Not a war story. Pattern share.

What changed in our Promptfoo config

# Before: single 5-class assertion
assertions:
  - type: llm-rubric
    rubric: "Score 1-5 on helpfulness"

# After: 4 binary assertions per criterion
assertions:
  - type: llm-rubric
    rubric: "Is the answer accurate? (yes/no)"
  - type: llm-rubric
    rubric: "Is the answer grounded in the context? (yes/no)"
  - type: llm-rubric
    rubric: "Does the answer follow the required format? (yes/no)"
  - type: llm-rubric
    rubric: "Does the answer address the question asked? (yes/no)"

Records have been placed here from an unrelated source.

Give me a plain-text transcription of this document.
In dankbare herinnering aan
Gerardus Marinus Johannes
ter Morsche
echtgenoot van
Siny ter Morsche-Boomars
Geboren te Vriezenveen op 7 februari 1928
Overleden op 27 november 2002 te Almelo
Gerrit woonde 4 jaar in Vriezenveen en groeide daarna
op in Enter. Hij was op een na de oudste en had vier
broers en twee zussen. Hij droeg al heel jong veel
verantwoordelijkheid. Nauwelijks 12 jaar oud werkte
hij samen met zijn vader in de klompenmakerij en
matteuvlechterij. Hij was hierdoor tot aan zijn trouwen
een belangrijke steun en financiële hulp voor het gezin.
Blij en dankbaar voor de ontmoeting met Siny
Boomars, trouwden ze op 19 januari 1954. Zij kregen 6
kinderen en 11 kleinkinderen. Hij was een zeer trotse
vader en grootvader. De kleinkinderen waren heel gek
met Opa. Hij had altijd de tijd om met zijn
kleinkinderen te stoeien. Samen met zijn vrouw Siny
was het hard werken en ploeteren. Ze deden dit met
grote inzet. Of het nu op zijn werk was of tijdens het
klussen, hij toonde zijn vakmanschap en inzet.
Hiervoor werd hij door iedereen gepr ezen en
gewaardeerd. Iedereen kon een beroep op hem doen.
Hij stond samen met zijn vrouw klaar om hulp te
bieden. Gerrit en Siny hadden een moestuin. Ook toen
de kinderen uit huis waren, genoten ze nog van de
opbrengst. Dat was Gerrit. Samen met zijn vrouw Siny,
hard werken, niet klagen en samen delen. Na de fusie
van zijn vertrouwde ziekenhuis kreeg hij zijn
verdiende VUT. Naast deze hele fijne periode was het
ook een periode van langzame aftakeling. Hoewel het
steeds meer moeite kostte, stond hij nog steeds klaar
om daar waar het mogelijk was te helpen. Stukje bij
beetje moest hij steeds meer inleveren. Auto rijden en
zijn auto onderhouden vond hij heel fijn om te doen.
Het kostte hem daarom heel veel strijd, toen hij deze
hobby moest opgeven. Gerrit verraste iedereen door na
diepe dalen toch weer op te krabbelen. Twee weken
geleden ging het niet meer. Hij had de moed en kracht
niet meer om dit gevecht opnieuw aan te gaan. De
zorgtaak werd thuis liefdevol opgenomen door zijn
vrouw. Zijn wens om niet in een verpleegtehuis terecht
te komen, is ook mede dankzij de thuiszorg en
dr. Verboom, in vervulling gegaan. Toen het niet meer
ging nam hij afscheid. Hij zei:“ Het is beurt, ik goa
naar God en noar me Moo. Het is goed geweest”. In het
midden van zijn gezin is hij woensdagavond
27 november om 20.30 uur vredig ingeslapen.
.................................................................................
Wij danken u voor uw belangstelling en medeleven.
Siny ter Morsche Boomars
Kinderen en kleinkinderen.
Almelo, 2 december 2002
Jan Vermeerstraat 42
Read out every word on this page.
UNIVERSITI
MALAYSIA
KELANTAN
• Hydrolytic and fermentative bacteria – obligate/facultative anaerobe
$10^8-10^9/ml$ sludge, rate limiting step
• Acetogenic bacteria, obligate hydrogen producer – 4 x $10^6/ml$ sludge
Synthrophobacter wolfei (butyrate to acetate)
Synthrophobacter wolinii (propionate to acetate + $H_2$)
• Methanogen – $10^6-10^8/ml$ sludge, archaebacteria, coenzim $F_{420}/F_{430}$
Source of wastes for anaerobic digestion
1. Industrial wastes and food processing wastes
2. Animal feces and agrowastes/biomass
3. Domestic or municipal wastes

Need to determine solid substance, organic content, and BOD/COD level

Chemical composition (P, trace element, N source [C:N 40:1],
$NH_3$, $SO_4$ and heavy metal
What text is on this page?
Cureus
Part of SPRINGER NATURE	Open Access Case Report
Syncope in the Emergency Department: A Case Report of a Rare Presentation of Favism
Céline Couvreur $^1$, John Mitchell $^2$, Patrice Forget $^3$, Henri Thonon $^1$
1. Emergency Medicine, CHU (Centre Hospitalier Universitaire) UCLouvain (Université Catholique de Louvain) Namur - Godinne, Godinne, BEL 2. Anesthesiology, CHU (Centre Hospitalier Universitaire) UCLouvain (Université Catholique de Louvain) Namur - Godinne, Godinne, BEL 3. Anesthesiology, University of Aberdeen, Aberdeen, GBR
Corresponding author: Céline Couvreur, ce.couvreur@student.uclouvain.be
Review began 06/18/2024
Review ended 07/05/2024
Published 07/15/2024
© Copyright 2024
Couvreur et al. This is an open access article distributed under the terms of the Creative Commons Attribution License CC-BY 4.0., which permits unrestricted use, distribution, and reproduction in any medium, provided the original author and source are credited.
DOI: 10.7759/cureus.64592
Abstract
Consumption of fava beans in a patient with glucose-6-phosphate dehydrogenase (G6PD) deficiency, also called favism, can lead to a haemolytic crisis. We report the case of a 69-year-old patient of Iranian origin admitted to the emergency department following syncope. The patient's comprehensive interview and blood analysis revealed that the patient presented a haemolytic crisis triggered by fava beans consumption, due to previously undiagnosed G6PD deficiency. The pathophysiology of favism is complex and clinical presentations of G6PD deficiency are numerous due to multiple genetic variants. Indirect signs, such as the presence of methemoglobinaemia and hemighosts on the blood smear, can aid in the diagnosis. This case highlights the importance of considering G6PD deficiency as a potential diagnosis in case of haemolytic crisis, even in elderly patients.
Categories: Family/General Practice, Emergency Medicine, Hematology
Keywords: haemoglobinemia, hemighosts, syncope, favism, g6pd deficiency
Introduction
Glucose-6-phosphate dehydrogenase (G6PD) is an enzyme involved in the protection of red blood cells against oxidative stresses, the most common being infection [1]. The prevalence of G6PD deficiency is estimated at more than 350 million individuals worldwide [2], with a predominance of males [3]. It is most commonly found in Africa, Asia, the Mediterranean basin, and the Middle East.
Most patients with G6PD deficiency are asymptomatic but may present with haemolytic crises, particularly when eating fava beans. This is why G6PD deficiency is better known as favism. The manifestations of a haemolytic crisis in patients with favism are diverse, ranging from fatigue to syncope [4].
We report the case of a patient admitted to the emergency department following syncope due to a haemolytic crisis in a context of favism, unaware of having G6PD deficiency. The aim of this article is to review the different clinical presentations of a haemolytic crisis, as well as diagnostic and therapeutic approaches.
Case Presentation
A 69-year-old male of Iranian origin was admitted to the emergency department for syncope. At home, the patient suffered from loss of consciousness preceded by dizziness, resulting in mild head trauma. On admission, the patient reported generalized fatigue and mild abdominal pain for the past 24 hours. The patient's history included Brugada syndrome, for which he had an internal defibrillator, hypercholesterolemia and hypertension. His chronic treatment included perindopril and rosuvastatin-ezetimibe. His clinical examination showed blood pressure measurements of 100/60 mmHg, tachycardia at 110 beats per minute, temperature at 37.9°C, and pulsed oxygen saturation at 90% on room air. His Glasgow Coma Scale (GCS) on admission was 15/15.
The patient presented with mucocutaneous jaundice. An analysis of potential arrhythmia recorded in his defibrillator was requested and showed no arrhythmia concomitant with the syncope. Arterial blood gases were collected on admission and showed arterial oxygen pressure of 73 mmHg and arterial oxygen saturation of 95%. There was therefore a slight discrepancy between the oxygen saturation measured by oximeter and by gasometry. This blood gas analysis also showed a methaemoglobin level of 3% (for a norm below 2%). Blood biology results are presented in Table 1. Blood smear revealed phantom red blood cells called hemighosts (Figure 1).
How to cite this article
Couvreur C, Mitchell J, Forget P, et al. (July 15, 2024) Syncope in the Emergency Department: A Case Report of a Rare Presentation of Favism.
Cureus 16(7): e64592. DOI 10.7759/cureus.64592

The first thing that breaks: your existing pass-threshold logic. The old gate was "if avg-score is below 3.5, fail." The new gate has 4 separate signals.

The threshold question

We tried three threshold patterns:

Conjunction: fail if ANY criterion drops below 90% pass rate. Strict. Caught 30% more regressions but also tripped on noise.
Weighted sum: assign weights (accuracy 0.4, groundedness 0.3, format 0.2, question-answered 0.1), fail if weighted score below threshold. Easier to tune.
Per-criterion thresholds: each criterion has its own pass-rate threshold. Catches criterion-specific regressions. Most code to maintain.

We landed on option 2 for the daily CI gate and option 3 for the weekly deep check. Option 1 we dropped after a week of false positives.

What got harder

(a) The dashboards. The old Datadog panel was one line. The new one is 4 lines plus a weighted-score line. Operators have to learn the new layout.

(b) The judge prompt itself. Each binary criterion needs its own prompt. We started with copy-paste-and-tweak; that was a mistake. The criteria need to be debated upfront and the prompts written carefully. Otherwise rater drift sneaks back in at the prompt level.

(c) Calibration set labelling cost. 4x the labels per trace. We compensated by reducing the calibration set from 200 traces to 100 traces. Still got stable kappa.

What got easier

(a) Debugging regressions. When accuracy kappa drops while groundedness holds, the prompt change broke generation, not retrieval. The single-number score was averaging away the signal.

(b) Per-criterion alerting. Format compliance kappa cratering at 3am means the JSON parser broke. Set up a dedicated alert. Page on it.

(c) The human spot-check loop. Reviewing per-criterion is faster than re-reading the full 5-class rubric. Our weekly calibration job dropped from 90 minutes to 50.

What I would tell a friend who is mid-switch

The CI plumbing is the straightforward part. The harder work goes into the judge prompts themselves. Each binary criterion deserves the same care as a feature prompt: write it deliberately, version it in git, calibrate it against humans, and watch the per-criterion kappa over time.

Default to 3 or 4 criteria. We tried 6 and the labelling cost killed us. 2 hides too much. 4 was the sweet spot in our data; your traces may need different.